Bone infections (osteomyelitis) are a common complication of injecting drug use. Gangrene can develop from cutting off circulation to the limbs and may lead to amputation or death. Injecting drug use also contributes to reduced immune system functioning, making the user more susceptible to disease and related complications.

Occasionally drugs are accidentally injected into an artery (rather than into a vein or under the skin). This produces intense pain, swelling, cyanosis (blueness), and coldness of the part of the body injected. Injecting a drug into an artery creates a medical emergency and, if untreated, may produce gangrene of the fingers, hands, toes, or feet and result in loss of these parts.

Preventing Complications Among Injecting Drug Users

The best way to avoid complications from injecting drugs is to never start. Once a person becomes a user, the best course of action is to enroll in a drug treatment program.

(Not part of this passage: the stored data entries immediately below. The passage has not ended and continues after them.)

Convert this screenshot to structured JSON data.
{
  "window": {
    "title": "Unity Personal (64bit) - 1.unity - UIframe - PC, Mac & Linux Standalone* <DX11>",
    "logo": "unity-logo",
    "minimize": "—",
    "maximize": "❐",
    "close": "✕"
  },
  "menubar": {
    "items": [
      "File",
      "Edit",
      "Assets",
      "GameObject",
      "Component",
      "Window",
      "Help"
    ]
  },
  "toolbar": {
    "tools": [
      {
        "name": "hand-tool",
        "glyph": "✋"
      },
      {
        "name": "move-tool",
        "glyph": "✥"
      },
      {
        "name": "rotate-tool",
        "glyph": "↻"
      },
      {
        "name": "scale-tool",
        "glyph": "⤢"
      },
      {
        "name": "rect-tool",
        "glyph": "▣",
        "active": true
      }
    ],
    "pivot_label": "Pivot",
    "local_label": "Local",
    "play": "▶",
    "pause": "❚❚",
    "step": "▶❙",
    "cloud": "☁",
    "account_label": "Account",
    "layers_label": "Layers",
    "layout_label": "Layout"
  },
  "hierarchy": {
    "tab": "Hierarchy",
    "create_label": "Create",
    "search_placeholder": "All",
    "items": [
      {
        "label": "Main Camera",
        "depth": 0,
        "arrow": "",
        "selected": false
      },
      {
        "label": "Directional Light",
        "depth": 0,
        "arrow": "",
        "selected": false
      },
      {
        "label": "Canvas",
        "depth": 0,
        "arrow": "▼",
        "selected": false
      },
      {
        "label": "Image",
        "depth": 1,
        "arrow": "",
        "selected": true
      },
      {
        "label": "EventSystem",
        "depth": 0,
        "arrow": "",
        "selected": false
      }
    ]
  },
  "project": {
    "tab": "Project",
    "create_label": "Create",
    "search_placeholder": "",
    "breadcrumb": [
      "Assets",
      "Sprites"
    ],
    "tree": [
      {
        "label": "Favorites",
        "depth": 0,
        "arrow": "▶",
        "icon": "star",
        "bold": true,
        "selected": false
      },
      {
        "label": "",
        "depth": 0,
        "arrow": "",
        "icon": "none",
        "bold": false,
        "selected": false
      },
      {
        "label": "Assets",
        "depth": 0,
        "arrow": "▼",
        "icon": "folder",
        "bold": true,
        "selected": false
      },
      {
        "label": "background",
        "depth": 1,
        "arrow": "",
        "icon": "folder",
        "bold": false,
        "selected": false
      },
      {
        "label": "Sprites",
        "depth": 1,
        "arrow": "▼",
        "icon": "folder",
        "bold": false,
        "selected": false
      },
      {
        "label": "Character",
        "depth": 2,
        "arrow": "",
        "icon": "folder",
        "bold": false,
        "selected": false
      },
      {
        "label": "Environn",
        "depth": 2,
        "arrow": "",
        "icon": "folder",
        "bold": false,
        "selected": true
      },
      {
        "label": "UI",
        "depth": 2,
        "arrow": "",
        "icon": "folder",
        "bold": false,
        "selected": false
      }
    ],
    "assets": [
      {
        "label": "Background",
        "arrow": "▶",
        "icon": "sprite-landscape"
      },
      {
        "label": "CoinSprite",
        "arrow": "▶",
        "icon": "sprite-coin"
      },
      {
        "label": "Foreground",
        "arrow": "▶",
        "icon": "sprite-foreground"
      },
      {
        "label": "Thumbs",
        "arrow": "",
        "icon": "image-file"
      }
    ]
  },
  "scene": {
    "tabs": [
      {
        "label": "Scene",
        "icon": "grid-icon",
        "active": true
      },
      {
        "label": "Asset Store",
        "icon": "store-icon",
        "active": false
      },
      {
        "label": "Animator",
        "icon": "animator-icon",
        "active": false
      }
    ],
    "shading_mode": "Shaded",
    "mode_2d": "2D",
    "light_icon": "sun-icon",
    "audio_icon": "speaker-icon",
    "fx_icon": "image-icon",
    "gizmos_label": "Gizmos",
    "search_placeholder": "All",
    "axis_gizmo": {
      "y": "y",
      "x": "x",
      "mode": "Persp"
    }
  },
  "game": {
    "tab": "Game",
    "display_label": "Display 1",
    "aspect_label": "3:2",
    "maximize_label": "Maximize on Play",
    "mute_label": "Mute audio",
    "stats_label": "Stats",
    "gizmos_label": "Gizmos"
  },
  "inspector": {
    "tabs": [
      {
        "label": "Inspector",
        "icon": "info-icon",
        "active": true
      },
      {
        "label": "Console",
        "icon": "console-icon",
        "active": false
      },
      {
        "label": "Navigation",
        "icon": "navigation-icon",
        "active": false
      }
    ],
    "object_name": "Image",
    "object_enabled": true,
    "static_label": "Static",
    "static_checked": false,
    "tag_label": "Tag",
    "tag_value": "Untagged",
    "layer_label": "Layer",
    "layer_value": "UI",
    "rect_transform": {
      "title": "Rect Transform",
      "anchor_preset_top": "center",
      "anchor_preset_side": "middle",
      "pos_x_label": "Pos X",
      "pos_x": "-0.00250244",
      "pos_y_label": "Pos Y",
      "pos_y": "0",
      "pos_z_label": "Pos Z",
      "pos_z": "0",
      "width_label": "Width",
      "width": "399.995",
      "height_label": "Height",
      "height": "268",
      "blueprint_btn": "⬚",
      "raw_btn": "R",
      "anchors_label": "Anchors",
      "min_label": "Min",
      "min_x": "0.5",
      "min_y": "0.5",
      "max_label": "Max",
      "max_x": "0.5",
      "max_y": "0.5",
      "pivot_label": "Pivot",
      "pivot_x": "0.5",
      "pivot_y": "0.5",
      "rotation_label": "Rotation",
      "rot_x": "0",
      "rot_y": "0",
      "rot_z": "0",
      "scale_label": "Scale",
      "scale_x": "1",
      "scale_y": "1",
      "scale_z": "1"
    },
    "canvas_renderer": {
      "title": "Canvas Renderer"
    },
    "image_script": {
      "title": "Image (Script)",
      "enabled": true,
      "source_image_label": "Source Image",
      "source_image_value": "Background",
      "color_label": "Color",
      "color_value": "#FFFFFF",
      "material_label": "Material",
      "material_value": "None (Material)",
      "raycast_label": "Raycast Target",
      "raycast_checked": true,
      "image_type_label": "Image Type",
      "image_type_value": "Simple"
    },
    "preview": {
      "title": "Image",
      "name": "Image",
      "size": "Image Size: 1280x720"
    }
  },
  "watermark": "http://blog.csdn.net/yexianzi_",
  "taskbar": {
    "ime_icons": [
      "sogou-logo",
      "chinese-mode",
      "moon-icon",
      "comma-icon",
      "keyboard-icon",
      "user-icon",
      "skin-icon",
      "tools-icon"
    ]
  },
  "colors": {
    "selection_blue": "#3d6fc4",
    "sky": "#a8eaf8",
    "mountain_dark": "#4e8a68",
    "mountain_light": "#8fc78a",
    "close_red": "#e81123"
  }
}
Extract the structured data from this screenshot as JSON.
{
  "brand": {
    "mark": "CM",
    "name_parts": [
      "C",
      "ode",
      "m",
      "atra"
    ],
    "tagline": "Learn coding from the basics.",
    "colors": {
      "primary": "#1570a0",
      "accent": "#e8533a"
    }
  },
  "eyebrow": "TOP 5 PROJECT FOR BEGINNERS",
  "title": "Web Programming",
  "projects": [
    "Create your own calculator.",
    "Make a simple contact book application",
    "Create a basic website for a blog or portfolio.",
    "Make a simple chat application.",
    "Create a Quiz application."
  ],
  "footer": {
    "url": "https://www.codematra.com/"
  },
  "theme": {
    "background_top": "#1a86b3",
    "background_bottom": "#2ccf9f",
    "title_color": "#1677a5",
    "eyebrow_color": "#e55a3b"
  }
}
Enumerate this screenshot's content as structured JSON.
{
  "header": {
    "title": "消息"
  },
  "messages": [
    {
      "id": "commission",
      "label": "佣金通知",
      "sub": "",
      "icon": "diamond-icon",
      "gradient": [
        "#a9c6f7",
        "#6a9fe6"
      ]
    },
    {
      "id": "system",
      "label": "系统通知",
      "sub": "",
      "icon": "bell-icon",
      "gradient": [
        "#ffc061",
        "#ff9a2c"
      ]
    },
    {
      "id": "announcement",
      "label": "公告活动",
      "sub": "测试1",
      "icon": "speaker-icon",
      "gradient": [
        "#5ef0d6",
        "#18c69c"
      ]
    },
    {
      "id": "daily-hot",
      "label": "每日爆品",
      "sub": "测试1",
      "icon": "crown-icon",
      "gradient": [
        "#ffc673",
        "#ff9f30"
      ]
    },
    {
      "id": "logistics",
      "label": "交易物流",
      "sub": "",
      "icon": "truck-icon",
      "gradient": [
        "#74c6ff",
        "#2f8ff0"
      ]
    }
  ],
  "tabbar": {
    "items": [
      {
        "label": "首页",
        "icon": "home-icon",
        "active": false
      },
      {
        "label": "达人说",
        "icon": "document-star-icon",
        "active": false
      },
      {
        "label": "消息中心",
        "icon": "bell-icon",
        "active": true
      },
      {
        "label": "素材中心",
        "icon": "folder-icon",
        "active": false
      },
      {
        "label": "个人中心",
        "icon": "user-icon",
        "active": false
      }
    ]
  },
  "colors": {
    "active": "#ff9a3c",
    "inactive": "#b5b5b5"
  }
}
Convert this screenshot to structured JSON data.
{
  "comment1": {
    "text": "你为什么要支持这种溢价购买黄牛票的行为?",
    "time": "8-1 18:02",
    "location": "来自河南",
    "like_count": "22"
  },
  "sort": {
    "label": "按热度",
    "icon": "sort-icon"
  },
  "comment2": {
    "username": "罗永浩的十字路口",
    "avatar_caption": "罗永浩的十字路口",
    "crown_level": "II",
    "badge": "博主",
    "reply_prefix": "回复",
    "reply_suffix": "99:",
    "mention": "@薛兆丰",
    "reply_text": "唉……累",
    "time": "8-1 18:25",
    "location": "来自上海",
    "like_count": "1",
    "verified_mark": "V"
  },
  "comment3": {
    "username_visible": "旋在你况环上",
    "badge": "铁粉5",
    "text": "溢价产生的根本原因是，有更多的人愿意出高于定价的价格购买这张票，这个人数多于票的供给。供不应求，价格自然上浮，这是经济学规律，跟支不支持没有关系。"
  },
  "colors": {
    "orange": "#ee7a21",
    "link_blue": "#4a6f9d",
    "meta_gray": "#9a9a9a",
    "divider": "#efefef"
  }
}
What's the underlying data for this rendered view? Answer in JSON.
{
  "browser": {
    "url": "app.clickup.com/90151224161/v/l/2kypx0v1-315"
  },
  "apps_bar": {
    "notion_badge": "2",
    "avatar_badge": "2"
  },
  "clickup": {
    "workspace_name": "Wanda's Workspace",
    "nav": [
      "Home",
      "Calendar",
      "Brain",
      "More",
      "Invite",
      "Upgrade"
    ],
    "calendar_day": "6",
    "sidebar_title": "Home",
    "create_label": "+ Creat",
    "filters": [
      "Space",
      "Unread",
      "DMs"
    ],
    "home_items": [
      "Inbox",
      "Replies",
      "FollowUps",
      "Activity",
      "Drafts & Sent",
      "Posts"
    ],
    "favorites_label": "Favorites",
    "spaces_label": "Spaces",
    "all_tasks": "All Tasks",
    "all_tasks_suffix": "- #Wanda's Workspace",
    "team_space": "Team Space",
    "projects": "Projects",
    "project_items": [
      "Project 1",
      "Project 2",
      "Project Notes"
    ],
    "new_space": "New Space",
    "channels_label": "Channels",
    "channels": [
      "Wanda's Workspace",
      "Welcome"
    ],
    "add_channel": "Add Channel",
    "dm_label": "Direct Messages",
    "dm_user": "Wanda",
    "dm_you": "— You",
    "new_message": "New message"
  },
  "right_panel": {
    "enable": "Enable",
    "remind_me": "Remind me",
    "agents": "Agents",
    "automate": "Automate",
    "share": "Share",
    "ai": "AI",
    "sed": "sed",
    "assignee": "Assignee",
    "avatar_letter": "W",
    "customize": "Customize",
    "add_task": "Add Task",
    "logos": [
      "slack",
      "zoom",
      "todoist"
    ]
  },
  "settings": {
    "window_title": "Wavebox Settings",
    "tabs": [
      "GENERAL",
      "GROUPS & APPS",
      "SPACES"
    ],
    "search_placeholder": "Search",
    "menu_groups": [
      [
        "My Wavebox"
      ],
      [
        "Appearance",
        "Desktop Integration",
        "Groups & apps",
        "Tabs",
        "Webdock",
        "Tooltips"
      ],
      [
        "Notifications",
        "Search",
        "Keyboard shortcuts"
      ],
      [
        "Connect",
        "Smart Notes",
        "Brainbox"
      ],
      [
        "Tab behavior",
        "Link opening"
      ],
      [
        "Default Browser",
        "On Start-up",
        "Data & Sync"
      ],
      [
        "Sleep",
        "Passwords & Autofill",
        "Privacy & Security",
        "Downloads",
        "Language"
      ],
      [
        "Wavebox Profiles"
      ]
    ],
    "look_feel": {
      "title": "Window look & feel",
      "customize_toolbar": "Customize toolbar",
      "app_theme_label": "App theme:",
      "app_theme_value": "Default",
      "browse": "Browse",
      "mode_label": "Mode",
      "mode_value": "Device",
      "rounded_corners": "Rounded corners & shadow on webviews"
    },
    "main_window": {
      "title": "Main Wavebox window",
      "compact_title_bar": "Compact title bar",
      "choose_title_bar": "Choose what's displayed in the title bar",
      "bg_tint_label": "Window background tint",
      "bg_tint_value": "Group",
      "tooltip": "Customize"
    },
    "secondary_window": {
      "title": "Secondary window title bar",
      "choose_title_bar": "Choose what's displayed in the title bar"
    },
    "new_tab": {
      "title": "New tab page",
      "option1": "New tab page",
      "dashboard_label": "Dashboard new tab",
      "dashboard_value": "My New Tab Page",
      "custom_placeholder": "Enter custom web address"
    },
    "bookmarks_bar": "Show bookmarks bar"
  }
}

However, until a user stops, he or she should take certain precautions to keep personal risk at a minimum. For example, the user should use new, sterile syringes for each injection. Syringes, needles, water, or drug equipment should never be shared or reused. Needle exchange programs in some areas will exchange clean, sterile needles for used, dirty needles. The goal of these programs is to keep infection rates down by offering clean needles. When sterile syringes are not available, individuals should wash syringes and other equipment with bleach, even though this procedure is not as safe as using a new, sterile syringe. Toothbrushes, razors, and personal care items that might be contaminated with blood should not be shared. Injecting drug users and their partners should also practice safer sex such as using a condom or dental dam during every sex act.